The nova-compute service makes sure that existing instances with PCI
allocations in the nova DB will have a corresponding PCI allocation in
placement. This allocation healing also acts on any new instances
regardless of the status of the scheduling part of this feature to make
sure that the nova DB and placement are in sync. There is one limitation
of the healing logic. It assumes that there is no in-progress migration
when the nova-compute service is upgraded. If there is an in-progress
migration then the PCI allocation on the source host of the migration
will not be healed. The placement view will be consistent after such
migration is completed or reverted.

Reconfiguring the PCI devices on the hypervisor or changing the pci.device_spec configuration option
and restarting the nova-compute service is supported in the following
cases:

  • new devices are added
  • devices without allocation are removed

Removing a device that has allocations is not supported. If a device
having any allocation is removed then the nova-compute service will keep
the device and the allocation exists in the nova DB and in placement and
logs a warning. If a device with any allocation is reconfigured in a way
that an allocated PF is removed and VFs from the same PF is configured
(or vice versa) then nova-compute will refuse to start as it would
create a situation where both the PF and its VFs are made available for
consumption.

For deeper technical details please read the nova
specification.

Virtual IOMMU support

With provided hw:viommu_model flavor extra spec or
equivalent image metadata property hw_viommu_model and with
the guest CPU architecture and OS allows, we can enable vIOMMU in
libvirt driver.

Note

Enable vIOMMU might introduce significant performance overhead. You
can see performance comparision table from AMD
vIOMMU session on KVM Forum 2021
. For the above reason, vIOMMU
should only be enabled for workflow that require it.

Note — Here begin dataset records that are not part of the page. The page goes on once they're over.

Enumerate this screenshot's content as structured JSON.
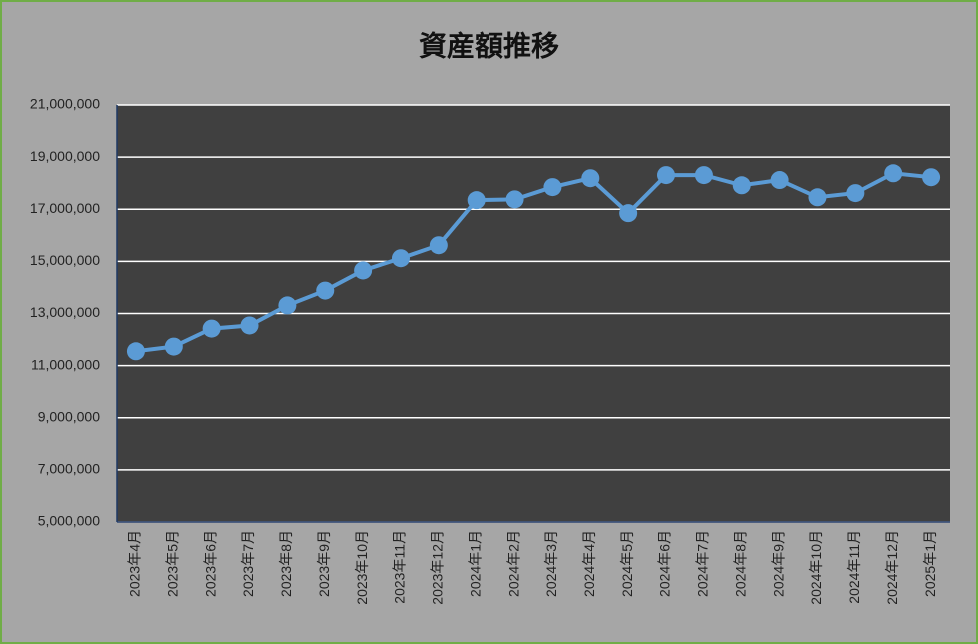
{
  "chart_data": {
    "type": "line",
    "title": "資産額推移",
    "categories": [
      "2023年4月",
      "2023年5月",
      "2023年6月",
      "2023年7月",
      "2023年8月",
      "2023年9月",
      "2023年10月",
      "2023年11月",
      "2023年12月",
      "2024年1月",
      "2024年2月",
      "2024年3月",
      "2024年4月",
      "2024年5月",
      "2024年6月",
      "2024年7月",
      "2024年8月",
      "2024年9月",
      "2024年10月",
      "2024年11月",
      "2024年12月",
      "2025年1月"
    ],
    "series": [
      {
        "name": "資産額",
        "color": "#5b9bd5",
        "values": [
          11550000,
          11730000,
          12420000,
          12540000,
          13310000,
          13880000,
          14650000,
          15120000,
          15620000,
          17350000,
          17380000,
          17850000,
          18190000,
          16850000,
          18310000,
          18310000,
          17920000,
          18120000,
          17460000,
          17620000,
          18380000,
          18230000
        ]
      }
    ],
    "ylim": [
      5000000,
      21000000
    ],
    "yticks": [
      {
        "value": 5000000,
        "label": "5,000,000"
      },
      {
        "value": 7000000,
        "label": "7,000,000"
      },
      {
        "value": 9000000,
        "label": "9,000,000"
      },
      {
        "value": 11000000,
        "label": "11,000,000"
      },
      {
        "value": 13000000,
        "label": "13,000,000"
      },
      {
        "value": 15000000,
        "label": "15,000,000"
      },
      {
        "value": 17000000,
        "label": "17,000,000"
      },
      {
        "value": 19000000,
        "label": "19,000,000"
      },
      {
        "value": 21000000,
        "label": "21,000,000"
      }
    ],
    "grid": true
  }
}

Here are four possible values allowed for
hw:viommu_model (and hw_viommu_model):

virtio

Supported on Libvirt since 8.3.0, for Q35 and ARM virt guests.

smmuv3

Supported on Libvirt since 5.5.0, for ARM virt guests.

intel

Supported for for Q35 guests.

auto

This option will translate to virtio if Libvirt
supported, else intel on X86 (Q35) and smmuv3
on AArch64.

For the viommu attributes:

  • intremap, caching_mode, and
    iotlb options for viommu (These attributes are driver
    attributes defined in Libvirt IOMMU
    Domain
    ) will direcly enabled.
  • eim will directly enabled if machine type is Q35.
    eim is driver attribute defined in Libvirt IOMMU
    Domain
    .

Note

eim(Extended Interrupt Mode) attribute (with possible values on and
off) can be used to configure Extended Interrupt Mode. A q35 domain with
split I/O APIC (as described in hypervisor features), and both interrupt
remapping and EIM turned on for the IOMMU, will be able to use more than
255 vCPUs. Since 3.4.0 (QEMU/KVM only).

  • aw_bits attribute can used to set the address width to
    allow mapping larger iova addresses in the guest. Since Qemu current
    supported values are 39 and 48, we directly set this to larger width
    (48) if Libvirt supported. aw_bits is driver attribute
    defined in Libvirt IOMMU
    Domain
    .